As part of the partnership. 5E will leverage Fluor’s experience and expertise to kickstart engineering process work on commercial Phase 1, advancing its leading boron and lithium project at the 5E Boron Americas Complex located in Fort Cady, California.
Flour will lead the FEL-2 phase, which will directly feed into the upgrading of 5E Advanced Materials’ current S-K 1300 technical document into a Pre-feasibility Study upon completion.
5E released the results of its S-K 1300 technical documents on its 5E Boron Americas Complex in mid-2023.
Highlights of the study include measured, indicated, and inferred resource with 13.97 million short tons of boric acid and 0.31 million short tons of Lithium Carbonate.
Phase 1 targets the production of 90,000 short tons of boric acid and 1,100 short tons of lithium carbonate with a targeted go-live date of H2 2026.
“We are thrilled to engage a world-class EPC firm like Fluor, as their extensive track record will serve to be invaluable to 5E throughout this next phase of execution.

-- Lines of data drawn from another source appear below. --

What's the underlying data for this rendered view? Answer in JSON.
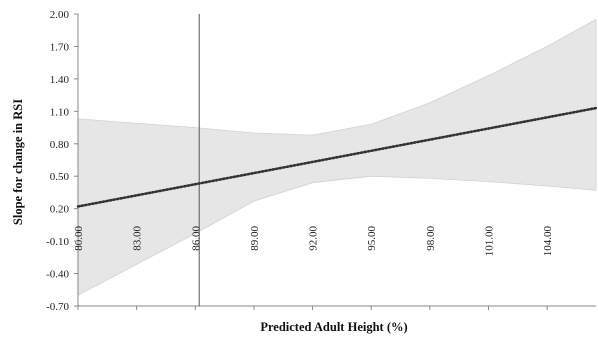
{
  "chart_data": {
    "type": "line",
    "title": "",
    "xlabel": "Predicted Adult Height (%)",
    "ylabel": "Slope for change in RSI",
    "xlim": [
      80.0,
      106.5
    ],
    "ylim": [
      -0.7,
      2.0
    ],
    "x_ticks": [
      80.0,
      83.0,
      86.0,
      89.0,
      92.0,
      95.0,
      98.0,
      101.0,
      104.0
    ],
    "x_tick_labels": [
      "80.00",
      "83.00",
      "86.00",
      "89.00",
      "92.00",
      "95.00",
      "98.00",
      "101.00",
      "104.00"
    ],
    "y_ticks": [
      2.0,
      1.7,
      1.4,
      1.1,
      0.8,
      0.5,
      0.2,
      -0.1,
      -0.4,
      -0.7
    ],
    "y_tick_labels": [
      "2.00",
      "1.70",
      "1.40",
      "1.10",
      "0.80",
      "0.50",
      "0.20",
      "-0.10",
      "-0.40",
      "-0.70"
    ],
    "grid": false,
    "series": [
      {
        "style": "dotted",
        "color": "#333333",
        "x": [
          80.0,
          106.5
        ],
        "y": [
          0.22,
          1.13
        ]
      }
    ],
    "confidence_band": {
      "color": "#e6e6e6",
      "x": [
        80.0,
        86.0,
        89.0,
        92.0,
        95.0,
        98.0,
        101.0,
        104.0,
        106.5
      ],
      "upper": [
        1.03,
        0.95,
        0.9,
        0.88,
        0.98,
        1.18,
        1.43,
        1.7,
        1.95
      ],
      "lower": [
        -0.6,
        -0.03,
        0.27,
        0.44,
        0.5,
        0.48,
        0.45,
        0.41,
        0.37
      ]
    },
    "reference_line": {
      "x": 86.2,
      "color": "#555555"
    }
  }
}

Additionally, the work being conducted by Fluor will play an important role in ultimately getting our 5E Boron Americas complex to the planned PFS-level study,” said Susan Brennan, CEO of 5E Advanced Materials.
“With 5E’s recent successful recapitalization, and commencement of mining operations earlier this year, this relationship further advances 5E into the next stage of project development as we continue to work towards our vision of successfully building a large-scale Boron and Lithium operations.”
Michael Woloschuk, executive director for critical minerals at Fluor’s Mining & Metals business line, said Fluor looks forward to supporting 5E on the project, which is expected to meaningfully contribute to US domestic supply of lithium, boron, and other critical materials.
”Vertical integration of such minerals into a full value chain for advanced materials will strengthen domestic supply chains for high-value applications within various sectors like electric transportation, renewable energy, food and domestic security,” Woloschuk said.